To be clear: Not all the workshop participants are extremists. Stefan Zamagni, an economist at the University of Bologna, is a powerful mind and a fair man. We both spoke a few years ago at a conference in Milan about the environment. He’s a bit to the left and was well received. I was not. He made a point of seeking me out and commiserating after, “You see how they had to ignore what you said and deflected the conversation to other issues? Because if they had to answer you, they’d have to kill you.” As I say, a fair man.

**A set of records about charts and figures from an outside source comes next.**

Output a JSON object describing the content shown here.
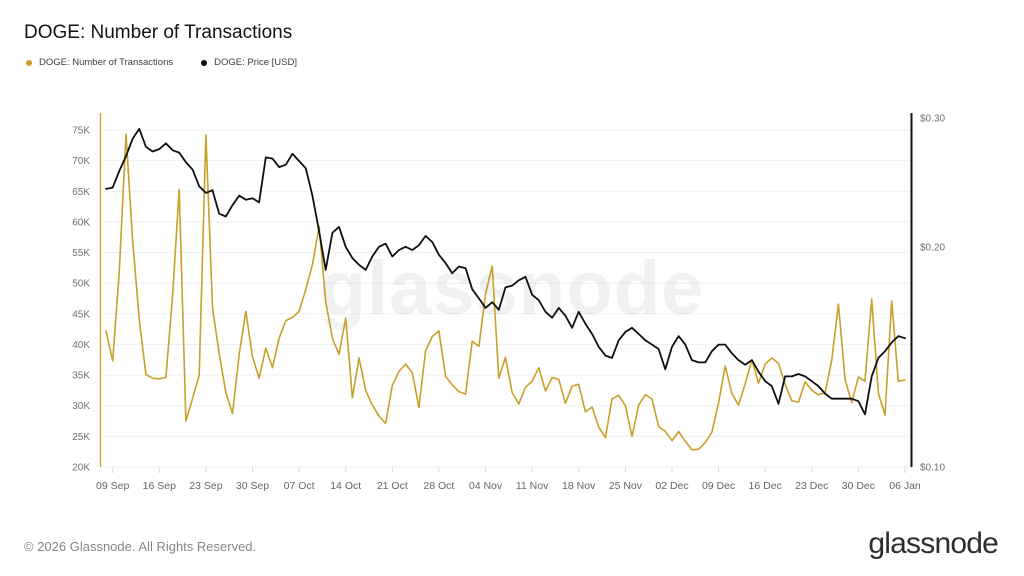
{
  "header": {
    "title": "DOGE: Number of Transactions"
  },
  "footer": {
    "copyright": "© 2026 Glassnode. All Rights Reserved.",
    "brand": "glassnode"
  },
  "chart_data": {
    "type": "line",
    "title": "DOGE: Number of Transactions",
    "watermark": "glassnode",
    "legend_position": "top-left",
    "grid": "horizontal",
    "x_tick_labels": [
      "09 Sep",
      "16 Sep",
      "23 Sep",
      "30 Sep",
      "07 Oct",
      "14 Oct",
      "21 Oct",
      "28 Oct",
      "04 Nov",
      "11 Nov",
      "18 Nov",
      "25 Nov",
      "02 Dec",
      "09 Dec",
      "16 Dec",
      "23 Dec",
      "30 Dec",
      "06 Jan"
    ],
    "x_tick_start_index": 1,
    "x_tick_step": 7,
    "y_left": {
      "scale": "linear",
      "unit": "K transactions",
      "min": 20,
      "max": 75,
      "tick_labels": [
        "75K",
        "70K",
        "65K",
        "60K",
        "55K",
        "50K",
        "45K",
        "40K",
        "35K",
        "30K",
        "25K",
        "20K"
      ],
      "tick_values": [
        75,
        70,
        65,
        60,
        55,
        50,
        45,
        40,
        35,
        30,
        25,
        20
      ],
      "axis_color": "#c8a02a"
    },
    "y_right": {
      "scale": "log",
      "unit": "USD",
      "min": 0.1,
      "max": 0.3,
      "tick_labels": [
        "$0.30",
        "$0.20",
        "$0.10"
      ],
      "tick_values": [
        0.3,
        0.2,
        0.1
      ],
      "axis_color": "#111111"
    },
    "series": [
      {
        "name": "DOGE: Number of Transactions",
        "axis": "left",
        "color": "#c8a02a",
        "unit": "K",
        "values": [
          42.2,
          37.3,
          52,
          74.3,
          57,
          44,
          35.1,
          34.5,
          34.4,
          34.6,
          48,
          65.3,
          27.5,
          31.2,
          35,
          74.2,
          46,
          38.5,
          32.2,
          28.7,
          38.4,
          45.4,
          38,
          34.5,
          39.4,
          36.2,
          41,
          43.9,
          44.4,
          45.4,
          49,
          53,
          59.3,
          47,
          41,
          38.4,
          44.3,
          31.3,
          37.8,
          32.5,
          30.1,
          28.3,
          27.1,
          33.3,
          35.6,
          36.8,
          35.4,
          29.7,
          39,
          41.3,
          42.2,
          34.8,
          33.4,
          32.3,
          31.9,
          40.5,
          39.7,
          48.2,
          52.8,
          34.5,
          37.9,
          32.1,
          30.3,
          33,
          34,
          36.2,
          32.4,
          34.6,
          34.3,
          30.4,
          33.2,
          33.5,
          29,
          29.8,
          26.5,
          24.8,
          31.1,
          31.7,
          30,
          25,
          30.1,
          31.8,
          31.1,
          26.6,
          25.8,
          24.3,
          25.8,
          24.2,
          22.8,
          22.9,
          24,
          25.7,
          30.5,
          36.5,
          32,
          30.1,
          33.6,
          37.5,
          33.7,
          36.8,
          37.8,
          36.9,
          33.5,
          30.8,
          30.6,
          33.9,
          32.5,
          31.8,
          32.1,
          37.5,
          46.6,
          34.3,
          30.5,
          34.7,
          34,
          47.4,
          32,
          28.5,
          47.1,
          34,
          34.2
        ]
      },
      {
        "name": "DOGE: Price [USD]",
        "axis": "right",
        "color": "#0f0f0f",
        "unit": "USD",
        "values": [
          0.24,
          0.241,
          0.254,
          0.266,
          0.281,
          0.29,
          0.274,
          0.27,
          0.272,
          0.277,
          0.271,
          0.269,
          0.261,
          0.255,
          0.242,
          0.237,
          0.239,
          0.222,
          0.22,
          0.228,
          0.235,
          0.232,
          0.233,
          0.23,
          0.265,
          0.264,
          0.257,
          0.259,
          0.268,
          0.262,
          0.256,
          0.235,
          0.21,
          0.186,
          0.209,
          0.213,
          0.2,
          0.193,
          0.189,
          0.186,
          0.194,
          0.2,
          0.202,
          0.194,
          0.198,
          0.2,
          0.198,
          0.201,
          0.207,
          0.203,
          0.195,
          0.19,
          0.184,
          0.188,
          0.187,
          0.175,
          0.17,
          0.165,
          0.168,
          0.164,
          0.176,
          0.177,
          0.18,
          0.182,
          0.172,
          0.169,
          0.163,
          0.16,
          0.165,
          0.161,
          0.155,
          0.163,
          0.157,
          0.152,
          0.146,
          0.142,
          0.141,
          0.149,
          0.153,
          0.155,
          0.152,
          0.149,
          0.147,
          0.145,
          0.136,
          0.146,
          0.151,
          0.147,
          0.14,
          0.139,
          0.139,
          0.144,
          0.147,
          0.147,
          0.143,
          0.14,
          0.138,
          0.14,
          0.135,
          0.131,
          0.129,
          0.122,
          0.133,
          0.133,
          0.134,
          0.133,
          0.131,
          0.129,
          0.126,
          0.124,
          0.124,
          0.124,
          0.124,
          0.123,
          0.118,
          0.133,
          0.141,
          0.144,
          0.148,
          0.151,
          0.15
        ]
      }
    ]
  }
}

In a Rome highly sensitive to criticism of the pope, Paul Ehrlich, another featured speaker (and author of the thoroughly discredited The Population Bomb), seems to have suffered no social ostracism at the Vatican for having told the British newspaper The Guardian in 2015 that the papal encyclical on the environment Laudato sii was “raving nonsense” without population control.
Just Saturday, as a lead-up to the current workshop, he was back in The Guardian and equally inflammatory: “Rich western countries are now siphoning up the planet’s resources and destroying its ecosystems at an unprecedented rate. . . .We want to build highways across the Serengeti to get more rare earth minerals for our cellphones. We grab all the fish from the sea, wreck the coral reefs and put carbon dioxide into the atmosphere. We have triggered a major extinction event. The question is: how do we stop it?” Birth control is high on his list, and the Pontifical Academy on the Sciences has given him a forum to argue that case.
In the same article, Ehrlich’s close collaborator Sir Partha Dasgupta of Cambridge University, who on Monday proposed the conference “Goals and Objectives,” was peddling long discredited anti-Catholic slurs: “That the symposia are being held at the Papal Academy is also symbolic. It shows that the ancient hostility between science and the church, at least on the issue of preserving Earth’s services, has been quelled.” [Italics added.] Imagine.
A Catholic environmental scientist who, like me, arrived in Rome only to be told he could not participate in the event, said to me yesterday, “I’m old, but they [the organizers] are a lot older. They’re talking about cutting-edge science, but science that was cutting-edge around 1960.” In his telling, people like Paul Ehrlich are well known among serious scientists – though perhaps not so well known in the Vatican – as not very credible, though Ehrlich has shown near genius in getting media attention for wild overstatements.
My new acquaintance also raised a very interesting question about prestigious institutions like the Pontifical Academies: they were originally created, often the first academies of their kind, to sponsor high-level discussion and interchange. But now that many countries have similar institutions carrying out scientific work, do their Pontifical counterparts really have further reason to exist? Especially if there’s not a Catholic dimension that would seek to translate the pure science into practices and public policies that have spiritual, moral – human – consequences.
Invite: scientists who think the Church is “finally” getting over a little of its hostility to science; or who believe that the Church needs to get with pills and condoms. Keep out: other scientists or scholars with knowledge of ecological questions who are also faithful Catholics. An odd way to run a Pontifical academy.